Cosa si sente di dire ai pazienti lucani che spesso guardano altrove per curarsi?
«Io ho dei flussi al contrario, pazienti che dalle altre regioni limitrofe ad esempio Puglia e Campania si rivolgono al San Carlo per l’eccellenza che possiamo offrire. La vera sfida è mitigare l’uscita e incrementare l’entrata. Mi piace confrontarmi molto con il paziente, ascoltare le sue preoccupazioni e cercare di trasmettere fiducia e serenità. Ovviamente il paziente è libero di decidere dove farsi curare, rimanere nella propria terra è utile per gestire anche la degenza con il supporto della famiglia, perchè dietro ad un percorso di cura c’è una struttura sociale ed anche delle questioni di praticità logistica e dei costi da sostenere. Spero che sempre più pazienti possano comprendere che il San Carlo è all’altezza della situazione. Il mio reparto segna un incremento di numero di interventi addirittura migliori dei valori pre covid. I numeri sono numeri, al centro c’è il paziente e la sua famiglia e da medico ho il dovere morale, ancor prima che professionale, di dare il massimo».
All’esterno c’è un’immagine corretta della sanità lucana?
«La credibilità nei pazienti si conquista lavorando bene, provando ad instaurare un rapporto di fiducia. Si parla tanto di Pdta. Faccio un esempio pratico: arriva un paziente con una serie di sintomi, una gastroscopia ed un istologico in corso. Gli spiego, in attesa di valutare con attenzione tutte le informazioni e di avere un quadro della situazione più completo, cosa bisogna fare, quali sospetti possono essere esclusi o confermati, quali eventuali percorsi dovrà seguire. Questo è già un Pdta. L’immagine, spesso, è data tendenzialmente dal primissimo approccio: il paziente deve sentirsi subito preso in carico, deve subito comprendere che un gruppo di professionisti è pronto a dare il massimo e in questo devo ringraziare i miei straordinari collaboratori».

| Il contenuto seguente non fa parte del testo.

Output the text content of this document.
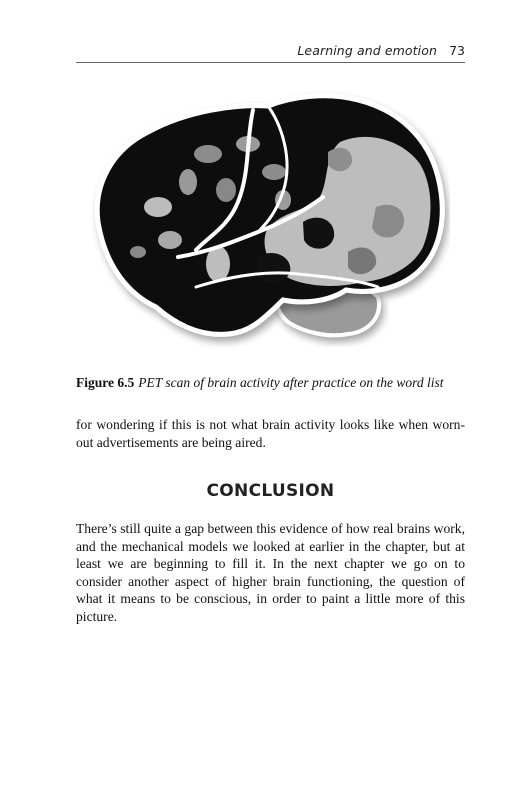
Learning and emotion 73
Figure 6.5 PET scan of brain activity after practice on the word list

for wondering if this is not what brain activity looks like when worn-out advertisements are being aired.

CONCLUSION

There’s still quite a gap between this evidence of how real brains work, and the mechanical models we looked at earlier in the chapter, but at least we are beginning to fill it. In the next chapter we go on to consider another aspect of higher brain functioning, the question of what it means to be conscious, in order to paint a little more of this picture.
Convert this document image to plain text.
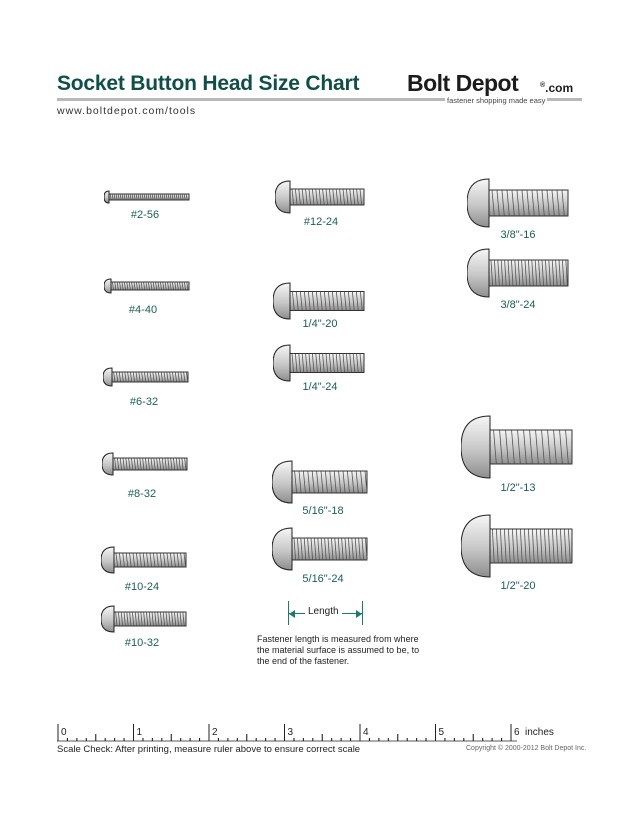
Socket Button Head Size Chart
www.boltdepot.com/tools
Bolt Depot	®.com
fastener shopping made easy
#2-56
#4-40
#6-32
#8-32
#10-24
#10-32
#12-24
1/4"-20
1/4"-24
5/16"-18
5/16"-24
3/8"-16
3/8"-24
1/2"-13
1/2"-20
Length
Fastener length is measured from where the material surface is assumed to be, to the end of the fastener.
0	1	2	3	4	5	6 inches
Scale Check: After printing, measure ruler above to ensure correct scale	Copyright © 2000-2012 Bolt Depot Inc.
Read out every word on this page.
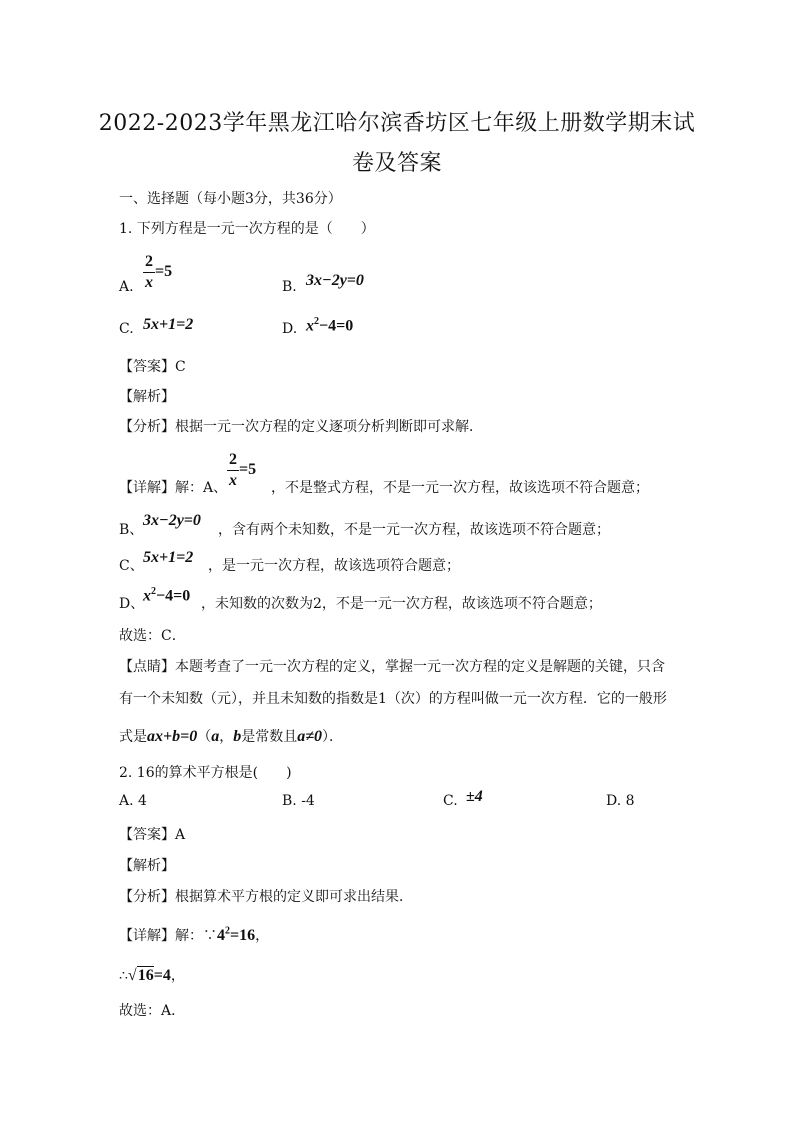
2022-2023学年黑龙江哈尔滨香坊区七年级上册数学期末试
卷及答案
一、选择题（每小题3分，共36分）
1. 下列方程是一元一次方程的是（　　）
A. $\frac{2}{x} =5$
B. 3x−2y=0
C. 5x+1=2	D. $x^2-4=0$
【答案】C
【解析】
【分析】根据一元一次方程的定义逐项分析判断即可求解．
【详解】解：A、 $\frac{2}{x} =5$
，不是整式方程，不是一元一次方程，故该选项不符合题意；
B、
3x−2y=0
，含有两个未知数，不是一元一次方程，故该选项不符合题意；
C、 5x+1=2 ，是一元一次方程，故该选项符合题意；
D、
$x^2-4=0$ ，未知数的次数为2，不是一元一次方程，故该选项不符合题意；
故选：C．
【点睛】本题考查了一元一次方程的定义，掌握一元一次方程的定义是解题的关键，只含
有一个未知数（元），并且未知数的指数是1（次）的方程叫做一元一次方程．它的一般形
式是ax+b=0（a，b是常数且a≠0）．
2. 16的算术平方根是(　　)
A. 4	B. -4	C. ±4	D. 8
【答案】A
【解析】
【分析】根据算术平方根的定义即可求出结果．
【详解】解：$\because 4^2=16$，
∴√16=4，
故选：A．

Su cosa vorrebbe si concentrassero gli sforzi nel prossimo futuro?
«La rete oncologica regionale è preziosissima e a mio parere è fondamentale per migliorare la qualità delle prestazioni. Inoltre la centralizzazione delle patologie è l’unico metodo che riduce i costi e aumenta le performance, è scientificamente provato. Maggiore casistica, maggiori numeri, maggiore esperienza. Centralizzare le grosse patologie nei centri di eccellenza per ottimizzare gli sforzi e migliorare il servizio».
Ci racconta un caso particolarmente significativo affrontato nel corso della sua carriera?
«I casi complessi sono quotidiani, sicuramente tanta delicata attività sull’esofago e grandi soddisfazioni per i risultati dell’approccio alla chirurgia oncologica. Fare interventi di un certo livello di complessità è una speciale conquista. Ho un gruppo di persone che mi segue, che non guarda l’ orario, che è sempre disponibile e spero di riuscire a trasmettere validi insegnamenti».